Jesus, the eternal Word present at the creation of the world, came down to earth to re-create it through the gift of His mercy and the reconciliation with God Our Father that flows from His mercy.  The Church, in a unique way through her ministerial priesthood, shares in this great work of healing and reconciling the world.

Special devotion to Our Lord under the title of Divine Mercy was inaugurated by St. Faustina Kowalska, a Polish nun to whom the Lord appeared in a series of private revelations.  She was inspired by Christ to help the Church  proclaim ever more loudly and clearly the message of God's mercy which flows from His wounded side.  Every human being is invited to find comfort and seek refuge in the heart of Christ, pierced for our offenses.

St.
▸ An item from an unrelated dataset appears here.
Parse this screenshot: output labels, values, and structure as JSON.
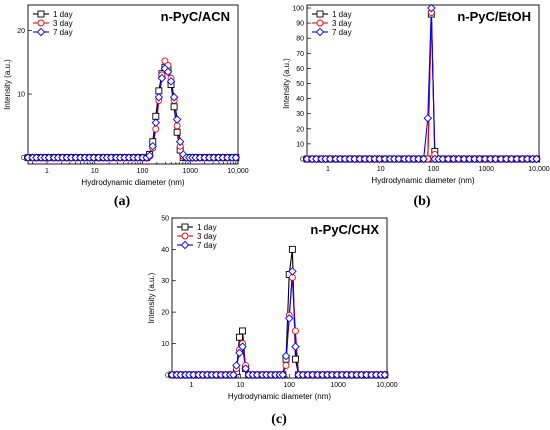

Faustina's message is very encouraging.  She reminds the world that the greater the sinner, the greater the right he has to Christ's mercy.  Souls that appeal to Christ's mercy bring delight to the Lord.  To such souls, Christ grants even more graces than they ask.

This humble unpretentious, 19th-century nun issued a challenge to the world: Trust in Jesus who has opened His heart as a living fountain of mercy.  Every soul should draw life from His heart and approach the sea of mercy with great trust.

Along with this amazing gift come two great challenges.  First, we need to be willing to admit that we are sinners in need of God's mercy.  This first step is not easy to take in our world today, which tries very hard to convince us that there are no universal truths and therefore no real sins to be sorry for or confess.

Second, Our Lord issues an appeal through this great saint to extend God's mercy to others.  If we want God to forgive our sins, we must be willing to forgive (or at least strive to forgive) those who sin against us.  Our willingness to extend God's mercy by forgiving others is critical to God's judgment upon us on the last day.

According to St. Faustina, the Lord encouraged her to spread three aspects of this devotion: the image of Divine Mercy, the Feast of Divine Mercy and the Chaplet of Mercy.

Pope John Paul II, by promulgating this feast on the Second Sunday of Easter, has invited the Church to never tire in its proclamation of the Good News of God's mercy and of Jesus' desire to re-create the world through the Spirit's gift of healing and reconciliation, mediated in a beautiful way through the Church and the sacrament of penance.